Kapı çalıyor, görüşme süremizin bittiğinin işareti bu. Bir saat çoktan bitmiş bile ama Simon ile geçirmek isteyeceğimiz en az birkaç saat daha var. Bize kurabiyesinden ikram ediyor, telefon numarasını paylaşıyor ve veda etmeye hazırlanıyor. Karşılıklı olarak birbirimize teşekkür ettikten sonra Simon’ın ağzından bir de şu cümleyi yakalıyorum: “Gazetecilik, yapabildiğin zaman dünyanın en güzel işi.”
Sohbetin sürekli gazetecilik hâlleriyle bittiği bu görüşme ve eğitimlerle geçen bir haftanın sonunda dönüyoruz. Ertesi sabah yine yürüyorum.
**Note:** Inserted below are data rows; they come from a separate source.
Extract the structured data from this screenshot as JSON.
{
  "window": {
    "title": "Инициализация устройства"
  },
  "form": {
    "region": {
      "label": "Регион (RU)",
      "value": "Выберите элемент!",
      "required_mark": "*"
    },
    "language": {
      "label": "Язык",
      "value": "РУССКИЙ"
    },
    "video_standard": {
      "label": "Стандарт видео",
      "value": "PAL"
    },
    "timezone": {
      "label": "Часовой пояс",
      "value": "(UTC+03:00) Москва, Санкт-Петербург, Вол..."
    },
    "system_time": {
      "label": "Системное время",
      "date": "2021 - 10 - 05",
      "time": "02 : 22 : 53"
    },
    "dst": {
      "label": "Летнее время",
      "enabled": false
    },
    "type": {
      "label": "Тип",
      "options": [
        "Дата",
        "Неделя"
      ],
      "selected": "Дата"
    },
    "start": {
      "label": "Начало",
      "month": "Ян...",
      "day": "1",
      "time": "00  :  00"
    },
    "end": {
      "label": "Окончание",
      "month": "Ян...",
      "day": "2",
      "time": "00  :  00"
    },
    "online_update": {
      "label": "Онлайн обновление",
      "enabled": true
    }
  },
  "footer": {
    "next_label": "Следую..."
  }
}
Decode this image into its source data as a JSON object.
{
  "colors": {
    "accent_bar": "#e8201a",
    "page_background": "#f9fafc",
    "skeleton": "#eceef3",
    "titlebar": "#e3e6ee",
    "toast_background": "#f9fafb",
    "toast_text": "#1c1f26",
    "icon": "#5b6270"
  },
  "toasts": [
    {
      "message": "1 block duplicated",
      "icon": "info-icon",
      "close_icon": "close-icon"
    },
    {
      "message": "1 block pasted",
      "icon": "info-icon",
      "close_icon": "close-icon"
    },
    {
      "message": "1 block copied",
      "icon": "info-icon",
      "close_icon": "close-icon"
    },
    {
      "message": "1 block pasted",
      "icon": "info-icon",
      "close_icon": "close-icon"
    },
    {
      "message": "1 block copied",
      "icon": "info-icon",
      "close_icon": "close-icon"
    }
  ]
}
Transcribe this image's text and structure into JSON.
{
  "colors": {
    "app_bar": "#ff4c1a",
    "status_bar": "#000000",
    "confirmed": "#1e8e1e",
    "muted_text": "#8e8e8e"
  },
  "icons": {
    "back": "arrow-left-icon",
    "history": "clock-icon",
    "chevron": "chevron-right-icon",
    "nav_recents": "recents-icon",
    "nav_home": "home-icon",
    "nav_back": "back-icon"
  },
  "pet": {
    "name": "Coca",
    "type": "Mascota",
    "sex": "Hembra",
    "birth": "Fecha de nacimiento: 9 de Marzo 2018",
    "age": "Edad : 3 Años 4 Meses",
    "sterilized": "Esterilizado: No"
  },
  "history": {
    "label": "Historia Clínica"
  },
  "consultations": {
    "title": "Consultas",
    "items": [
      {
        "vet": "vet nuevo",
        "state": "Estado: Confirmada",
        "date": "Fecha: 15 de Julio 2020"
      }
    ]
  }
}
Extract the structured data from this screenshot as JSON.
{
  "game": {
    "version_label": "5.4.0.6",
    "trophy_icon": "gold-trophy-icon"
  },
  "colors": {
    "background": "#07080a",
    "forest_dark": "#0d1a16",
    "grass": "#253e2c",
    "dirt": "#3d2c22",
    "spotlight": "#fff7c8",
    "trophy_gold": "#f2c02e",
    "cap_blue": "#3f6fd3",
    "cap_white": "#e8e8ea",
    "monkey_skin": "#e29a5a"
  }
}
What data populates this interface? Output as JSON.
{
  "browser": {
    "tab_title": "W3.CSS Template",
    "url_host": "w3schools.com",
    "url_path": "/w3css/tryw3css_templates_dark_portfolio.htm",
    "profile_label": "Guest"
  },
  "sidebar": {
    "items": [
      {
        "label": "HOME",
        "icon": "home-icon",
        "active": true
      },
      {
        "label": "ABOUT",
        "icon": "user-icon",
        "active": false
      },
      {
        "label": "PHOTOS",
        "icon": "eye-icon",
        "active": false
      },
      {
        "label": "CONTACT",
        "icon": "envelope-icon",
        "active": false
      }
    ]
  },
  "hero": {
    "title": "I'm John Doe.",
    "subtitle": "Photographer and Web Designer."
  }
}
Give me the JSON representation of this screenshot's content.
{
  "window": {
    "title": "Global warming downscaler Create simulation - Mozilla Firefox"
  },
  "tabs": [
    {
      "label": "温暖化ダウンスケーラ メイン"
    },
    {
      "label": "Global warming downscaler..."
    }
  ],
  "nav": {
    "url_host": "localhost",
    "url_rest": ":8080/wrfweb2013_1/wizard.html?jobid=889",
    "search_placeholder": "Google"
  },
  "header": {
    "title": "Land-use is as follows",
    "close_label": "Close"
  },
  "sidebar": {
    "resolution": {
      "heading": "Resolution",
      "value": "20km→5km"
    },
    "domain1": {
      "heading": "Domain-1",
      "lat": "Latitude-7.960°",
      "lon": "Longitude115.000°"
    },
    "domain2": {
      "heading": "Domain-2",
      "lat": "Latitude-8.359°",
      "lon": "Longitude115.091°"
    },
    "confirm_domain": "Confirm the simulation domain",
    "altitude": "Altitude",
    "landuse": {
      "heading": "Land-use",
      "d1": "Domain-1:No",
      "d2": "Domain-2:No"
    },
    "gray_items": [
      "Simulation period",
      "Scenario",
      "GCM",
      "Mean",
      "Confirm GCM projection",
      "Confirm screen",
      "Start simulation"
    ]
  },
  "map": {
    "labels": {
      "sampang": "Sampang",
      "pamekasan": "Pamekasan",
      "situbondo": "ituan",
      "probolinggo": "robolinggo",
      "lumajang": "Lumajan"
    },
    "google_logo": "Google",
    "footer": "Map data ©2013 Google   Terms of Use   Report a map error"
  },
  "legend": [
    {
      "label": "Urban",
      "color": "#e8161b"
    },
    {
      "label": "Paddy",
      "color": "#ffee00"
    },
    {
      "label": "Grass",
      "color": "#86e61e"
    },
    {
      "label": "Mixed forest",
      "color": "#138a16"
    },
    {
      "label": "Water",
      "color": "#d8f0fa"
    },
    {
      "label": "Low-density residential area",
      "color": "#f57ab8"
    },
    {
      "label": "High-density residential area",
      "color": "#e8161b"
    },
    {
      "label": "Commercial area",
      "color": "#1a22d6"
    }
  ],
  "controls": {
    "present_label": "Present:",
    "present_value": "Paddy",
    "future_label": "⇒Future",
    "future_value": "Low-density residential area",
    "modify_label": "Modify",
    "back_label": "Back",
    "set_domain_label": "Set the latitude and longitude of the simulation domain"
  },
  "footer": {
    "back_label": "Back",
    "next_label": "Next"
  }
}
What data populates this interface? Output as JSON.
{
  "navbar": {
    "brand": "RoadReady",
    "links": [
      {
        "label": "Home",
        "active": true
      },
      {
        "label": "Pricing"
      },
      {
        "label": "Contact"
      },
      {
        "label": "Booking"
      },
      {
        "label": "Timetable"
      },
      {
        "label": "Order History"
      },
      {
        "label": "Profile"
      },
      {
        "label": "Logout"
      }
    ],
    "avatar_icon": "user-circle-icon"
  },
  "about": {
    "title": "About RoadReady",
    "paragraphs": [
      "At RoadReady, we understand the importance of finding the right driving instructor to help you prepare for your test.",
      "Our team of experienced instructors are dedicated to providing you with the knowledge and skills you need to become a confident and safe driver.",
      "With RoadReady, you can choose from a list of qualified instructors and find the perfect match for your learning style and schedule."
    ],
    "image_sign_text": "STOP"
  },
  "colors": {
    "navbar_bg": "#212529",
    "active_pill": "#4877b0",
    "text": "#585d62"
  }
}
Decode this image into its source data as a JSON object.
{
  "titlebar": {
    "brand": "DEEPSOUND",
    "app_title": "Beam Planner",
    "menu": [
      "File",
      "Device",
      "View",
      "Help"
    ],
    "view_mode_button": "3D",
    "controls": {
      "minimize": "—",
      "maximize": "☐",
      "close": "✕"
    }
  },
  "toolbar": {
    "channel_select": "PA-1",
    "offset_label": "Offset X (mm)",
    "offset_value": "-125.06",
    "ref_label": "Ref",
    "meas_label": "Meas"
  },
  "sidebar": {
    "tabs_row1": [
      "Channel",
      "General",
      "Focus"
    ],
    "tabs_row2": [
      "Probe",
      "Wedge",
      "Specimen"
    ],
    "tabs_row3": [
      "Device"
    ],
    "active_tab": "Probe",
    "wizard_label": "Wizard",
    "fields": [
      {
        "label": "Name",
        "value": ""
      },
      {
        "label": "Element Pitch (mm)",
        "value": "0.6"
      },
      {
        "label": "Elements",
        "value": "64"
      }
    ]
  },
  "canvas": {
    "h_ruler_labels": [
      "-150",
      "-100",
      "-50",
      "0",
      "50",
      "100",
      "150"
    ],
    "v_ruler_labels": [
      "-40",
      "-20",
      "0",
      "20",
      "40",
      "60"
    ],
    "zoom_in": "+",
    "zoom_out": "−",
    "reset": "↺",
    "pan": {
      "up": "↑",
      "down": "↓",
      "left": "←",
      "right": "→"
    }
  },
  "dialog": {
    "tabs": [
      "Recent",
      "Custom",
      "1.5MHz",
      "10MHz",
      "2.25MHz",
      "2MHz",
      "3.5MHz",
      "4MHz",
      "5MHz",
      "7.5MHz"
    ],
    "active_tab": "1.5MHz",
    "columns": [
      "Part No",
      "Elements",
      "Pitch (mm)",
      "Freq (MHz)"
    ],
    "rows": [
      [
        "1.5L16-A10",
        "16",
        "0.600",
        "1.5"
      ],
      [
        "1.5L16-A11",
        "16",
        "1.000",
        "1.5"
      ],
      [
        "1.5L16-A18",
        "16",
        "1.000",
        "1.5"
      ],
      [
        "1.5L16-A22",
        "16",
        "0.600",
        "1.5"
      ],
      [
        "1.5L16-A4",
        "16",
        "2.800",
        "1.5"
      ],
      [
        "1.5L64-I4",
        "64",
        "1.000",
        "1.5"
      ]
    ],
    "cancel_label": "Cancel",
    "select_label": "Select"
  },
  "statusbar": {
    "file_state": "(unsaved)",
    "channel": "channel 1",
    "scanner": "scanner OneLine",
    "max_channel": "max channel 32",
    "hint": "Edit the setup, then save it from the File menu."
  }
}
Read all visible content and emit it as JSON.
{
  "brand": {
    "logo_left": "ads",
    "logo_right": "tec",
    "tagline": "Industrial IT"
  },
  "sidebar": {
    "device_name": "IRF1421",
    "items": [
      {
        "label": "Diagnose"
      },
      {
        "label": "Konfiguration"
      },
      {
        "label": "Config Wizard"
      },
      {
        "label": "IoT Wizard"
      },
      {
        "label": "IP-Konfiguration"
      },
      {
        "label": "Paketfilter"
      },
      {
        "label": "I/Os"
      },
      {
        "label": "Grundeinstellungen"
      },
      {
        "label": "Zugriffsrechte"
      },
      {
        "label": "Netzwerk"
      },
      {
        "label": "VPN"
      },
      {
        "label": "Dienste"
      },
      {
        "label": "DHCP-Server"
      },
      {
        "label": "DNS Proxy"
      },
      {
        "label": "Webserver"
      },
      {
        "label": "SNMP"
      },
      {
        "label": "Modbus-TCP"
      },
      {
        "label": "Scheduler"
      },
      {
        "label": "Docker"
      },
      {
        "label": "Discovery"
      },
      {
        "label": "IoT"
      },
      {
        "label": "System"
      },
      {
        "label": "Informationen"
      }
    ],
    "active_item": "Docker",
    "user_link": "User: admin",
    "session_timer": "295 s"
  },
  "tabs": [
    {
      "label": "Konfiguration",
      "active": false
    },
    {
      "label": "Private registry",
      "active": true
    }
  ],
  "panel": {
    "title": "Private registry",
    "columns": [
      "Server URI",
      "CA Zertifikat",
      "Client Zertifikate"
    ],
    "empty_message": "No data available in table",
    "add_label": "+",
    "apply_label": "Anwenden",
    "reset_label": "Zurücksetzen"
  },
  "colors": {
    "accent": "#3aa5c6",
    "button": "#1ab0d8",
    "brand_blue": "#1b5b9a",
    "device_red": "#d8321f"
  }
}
Bu kez tekim, geçen bir haftayı düşünüyorum, istikamet bu kez İstiklal üzerinden Şişhane’ye varmak.
Simon’ın cümlesi birçok şey öğrendiğim bu haftadan aklımda kalan en önemli şey. Ya da gereksiz bir duygusallık içindeyim bilmiyorum. Ama yürüdüğümüz yollar, mücadele ettiğimiz sorunlar çok farklı olsa da Simon haklı. Gazetecilik, yapabildiğin zaman dünyanın en güzel işi galiba.
Bu yazı Eylül 2023’te The Guardian Foundation ve NewsLabTurkey’in davetlisi olarak gittiğimiz The Guardian eğitiminin bir çıktısı olarak hazırlanmıştır.